Prove that for any primitive Pythagorean triple x, y, and z, each of the following hold.
a) 3 divides x or 3 divides y
b) 5 divides x or 5 divides y or 5 divides z
c) 12 divides xy
d) 60 divides xyz
Answers
Answer:
By primitive it is meant that x, y and z have no common factor greater than 1.
a) Dividing a number by 3, the possible remainders are 0, 1 and 2.
So square numbers leave remainders of 0 or 1 (since 2²=4, which leaves a remainder of 1).
In terms of modular arithmetic, the quadratic residues modulo 3 are 0 and 1.
If neither x nor y were divisible by 3, it follows then that x² ≡ y² ≡ 1 (mod 3); that is, both x² and y² leave a remainder of 1 when divided by 3. Then z² = x² + y² ≡ 1 + 1 = 2 (mod 3), so z² leaves a remainder of 2 when divided by 3. But we've already seen that squares always leave a remainder of 0 or 1, so this is not possible. It follows that 3 divides x or 3 divides y after all.
For the following, it'll be shorter to use the language of modular arithmetic more.
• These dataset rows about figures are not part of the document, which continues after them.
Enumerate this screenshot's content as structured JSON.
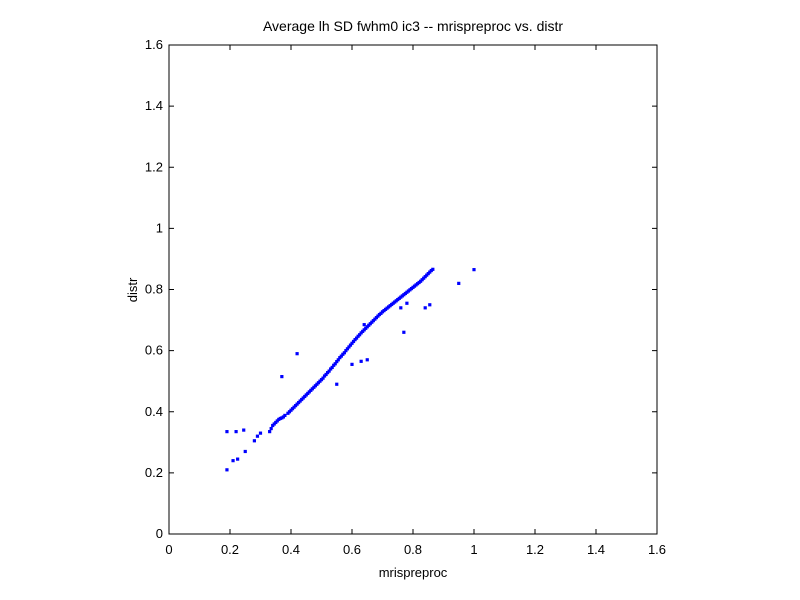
{
  "chart_data": {
    "type": "scatter",
    "title": "Average lh SD fwhm0 ic3 -- mrispreproc vs. distr",
    "xlabel": "mrispreproc",
    "ylabel": "distr",
    "xlim": [
      0,
      1.6
    ],
    "ylim": [
      0,
      1.6
    ],
    "xticks": [
      "0",
      "0.2",
      "0.4",
      "0.6",
      "0.8",
      "1",
      "1.2",
      "1.4",
      "1.6"
    ],
    "yticks": [
      "0",
      "0.2",
      "0.4",
      "0.6",
      "0.8",
      "1",
      "1.2",
      "1.4",
      "1.6"
    ],
    "grid": false,
    "legend": "none",
    "marker_color": "#0000ff",
    "marker": "dot",
    "series": [
      {
        "points": [
          [
            0.19,
            0.21
          ],
          [
            0.19,
            0.335
          ],
          [
            0.22,
            0.335
          ],
          [
            0.245,
            0.34
          ],
          [
            0.21,
            0.24
          ],
          [
            0.225,
            0.245
          ],
          [
            0.25,
            0.27
          ],
          [
            0.28,
            0.305
          ],
          [
            0.29,
            0.32
          ],
          [
            0.3,
            0.33
          ],
          [
            0.33,
            0.335
          ],
          [
            0.335,
            0.345
          ],
          [
            0.34,
            0.355
          ],
          [
            0.345,
            0.36
          ],
          [
            0.35,
            0.365
          ],
          [
            0.355,
            0.37
          ],
          [
            0.36,
            0.375
          ],
          [
            0.365,
            0.378
          ],
          [
            0.37,
            0.38
          ],
          [
            0.375,
            0.383
          ],
          [
            0.38,
            0.388
          ],
          [
            0.39,
            0.395
          ],
          [
            0.395,
            0.4
          ],
          [
            0.4,
            0.405
          ],
          [
            0.405,
            0.41
          ],
          [
            0.41,
            0.415
          ],
          [
            0.415,
            0.42
          ],
          [
            0.42,
            0.425
          ],
          [
            0.425,
            0.43
          ],
          [
            0.43,
            0.435
          ],
          [
            0.435,
            0.44
          ],
          [
            0.44,
            0.445
          ],
          [
            0.445,
            0.45
          ],
          [
            0.45,
            0.455
          ],
          [
            0.455,
            0.46
          ],
          [
            0.46,
            0.465
          ],
          [
            0.465,
            0.47
          ],
          [
            0.47,
            0.475
          ],
          [
            0.475,
            0.48
          ],
          [
            0.48,
            0.485
          ],
          [
            0.485,
            0.49
          ],
          [
            0.49,
            0.495
          ],
          [
            0.495,
            0.5
          ],
          [
            0.5,
            0.505
          ],
          [
            0.505,
            0.51
          ],
          [
            0.51,
            0.517
          ],
          [
            0.515,
            0.522
          ],
          [
            0.52,
            0.528
          ],
          [
            0.525,
            0.533
          ],
          [
            0.53,
            0.54
          ],
          [
            0.535,
            0.545
          ],
          [
            0.54,
            0.552
          ],
          [
            0.545,
            0.557
          ],
          [
            0.55,
            0.564
          ],
          [
            0.555,
            0.57
          ],
          [
            0.56,
            0.577
          ],
          [
            0.565,
            0.582
          ],
          [
            0.57,
            0.588
          ],
          [
            0.575,
            0.593
          ],
          [
            0.58,
            0.6
          ],
          [
            0.585,
            0.606
          ],
          [
            0.59,
            0.612
          ],
          [
            0.595,
            0.618
          ],
          [
            0.6,
            0.624
          ],
          [
            0.605,
            0.63
          ],
          [
            0.61,
            0.636
          ],
          [
            0.615,
            0.641
          ],
          [
            0.62,
            0.647
          ],
          [
            0.625,
            0.652
          ],
          [
            0.63,
            0.658
          ],
          [
            0.635,
            0.663
          ],
          [
            0.64,
            0.668
          ],
          [
            0.645,
            0.673
          ],
          [
            0.65,
            0.678
          ],
          [
            0.655,
            0.683
          ],
          [
            0.66,
            0.688
          ],
          [
            0.665,
            0.693
          ],
          [
            0.67,
            0.698
          ],
          [
            0.675,
            0.703
          ],
          [
            0.68,
            0.708
          ],
          [
            0.685,
            0.713
          ],
          [
            0.69,
            0.718
          ],
          [
            0.695,
            0.722
          ],
          [
            0.7,
            0.727
          ],
          [
            0.705,
            0.731
          ],
          [
            0.71,
            0.735
          ],
          [
            0.715,
            0.739
          ],
          [
            0.72,
            0.743
          ],
          [
            0.725,
            0.747
          ],
          [
            0.73,
            0.751
          ],
          [
            0.735,
            0.755
          ],
          [
            0.74,
            0.759
          ],
          [
            0.745,
            0.763
          ],
          [
            0.75,
            0.767
          ],
          [
            0.755,
            0.771
          ],
          [
            0.76,
            0.775
          ],
          [
            0.765,
            0.779
          ],
          [
            0.77,
            0.783
          ],
          [
            0.775,
            0.787
          ],
          [
            0.78,
            0.791
          ],
          [
            0.785,
            0.795
          ],
          [
            0.79,
            0.799
          ],
          [
            0.795,
            0.803
          ],
          [
            0.8,
            0.807
          ],
          [
            0.805,
            0.811
          ],
          [
            0.81,
            0.815
          ],
          [
            0.815,
            0.819
          ],
          [
            0.82,
            0.823
          ],
          [
            0.825,
            0.827
          ],
          [
            0.83,
            0.832
          ],
          [
            0.835,
            0.837
          ],
          [
            0.84,
            0.842
          ],
          [
            0.845,
            0.847
          ],
          [
            0.85,
            0.852
          ],
          [
            0.855,
            0.857
          ],
          [
            0.86,
            0.862
          ],
          [
            0.865,
            0.866
          ],
          [
            0.42,
            0.59
          ],
          [
            0.37,
            0.515
          ],
          [
            0.64,
            0.685
          ],
          [
            0.55,
            0.49
          ],
          [
            0.6,
            0.555
          ],
          [
            0.65,
            0.57
          ],
          [
            0.63,
            0.565
          ],
          [
            0.77,
            0.66
          ],
          [
            0.84,
            0.74
          ],
          [
            0.855,
            0.75
          ],
          [
            0.95,
            0.82
          ],
          [
            1.0,
            0.865
          ],
          [
            0.78,
            0.755
          ],
          [
            0.76,
            0.74
          ]
        ]
      }
    ]
  }
}
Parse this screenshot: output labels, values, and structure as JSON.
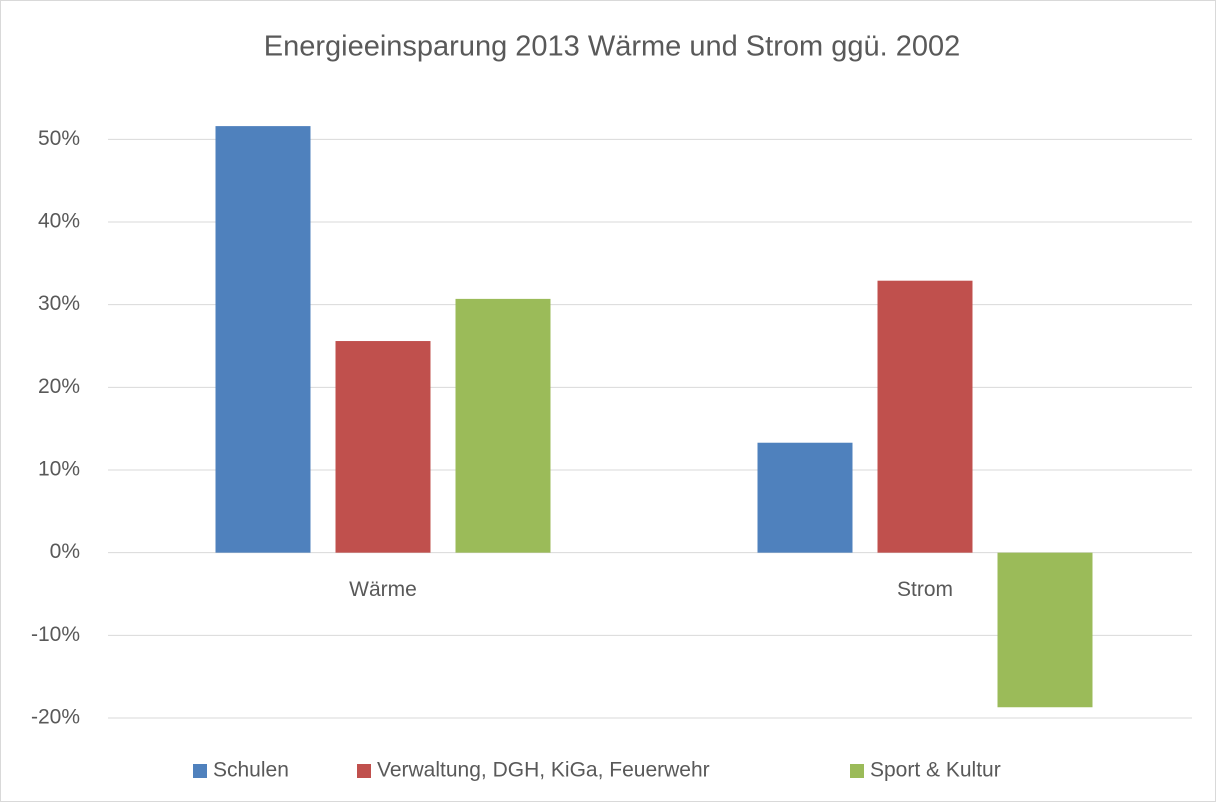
{
  "chart_data": {
    "type": "bar",
    "title": "Energieeinsparung 2013 Wärme und Strom ggü. 2002",
    "categories": [
      "Wärme",
      "Strom"
    ],
    "series": [
      {
        "name": "Schulen",
        "color": "#4f81bd",
        "values": [
          51.6,
          13.3
        ]
      },
      {
        "name": "Verwaltung, DGH, KiGa, Feuerwehr",
        "color": "#c0504d",
        "values": [
          25.6,
          32.9
        ]
      },
      {
        "name": "Sport & Kultur",
        "color": "#9bbb59",
        "values": [
          30.7,
          -18.7
        ]
      }
    ],
    "ylim": [
      -20,
      55
    ],
    "yticks": [
      {
        "value": -20,
        "label": "-20%"
      },
      {
        "value": -10,
        "label": "-10%"
      },
      {
        "value": 0,
        "label": "0%"
      },
      {
        "value": 10,
        "label": "10%"
      },
      {
        "value": 20,
        "label": "20%"
      },
      {
        "value": 30,
        "label": "30%"
      },
      {
        "value": 40,
        "label": "40%"
      },
      {
        "value": 50,
        "label": "50%"
      }
    ],
    "grid": true,
    "legend": "bottom"
  }
}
If you're not very familiar with this, compare with the above paragraph to make sense of things.
b) Of course, each of x, y and z is congruent to one of 0, 1, 2, 3 or 4 modulo 5. So x², y² and z² are each congruent to one of 0, 1, 4 modulo 5. [ Notice that 3² = 9 ≡ 4 (mod 5) and 4² ≡ (-1)² = 1 (mod 5). ]
Suppose neither x nor y is divisible by 5.
If x²≡y²≡1 (mod 5), then z²=x²+y²≡1+1=2 (mod 5), which is not possible.
If x²≡y²≡4 (mod 5), then z²=x²+y²≡4+4≡3 (mod 5), which is not possible.
If {x²,y²} ≡ {1,4} (mod 5), then z²=x²+y²≡1+4=0 (mod 5), so z is divisible by 5.
It follows that 5 must divide one of x, y or z.
c) Each of x², y² and z² is congruent to either 0, 1 or 4 modulo 8. [ Notice that 3² = 9 ≡ 1 (mod 8), etc. ]
If x²≡y²≡1 (mod 8), then z² = x²+y² ≡ 1+1 = 2 (mod 8), which is not possible.
We cannot have x²≡y²≡4 (mod 8) as that would mean that x and y are both even, contrary to (x,y,z) being a primitive Pythagorean triple.
If {x²,y²} ≡ {1,4} (mod 8), then z²=x²+y²≡1+4=5 (mod 8), which is not possible.
It follows that one of x² or y² must be congruent to 0 (mod 8), and therefore, either x or y is a multiple of 4.
Together with the result from (a), it follows that 12 divides xy.
d) As 12 divides xy by (c), and 5 divides xyz by (b), it follows that xyz is divisible by 60.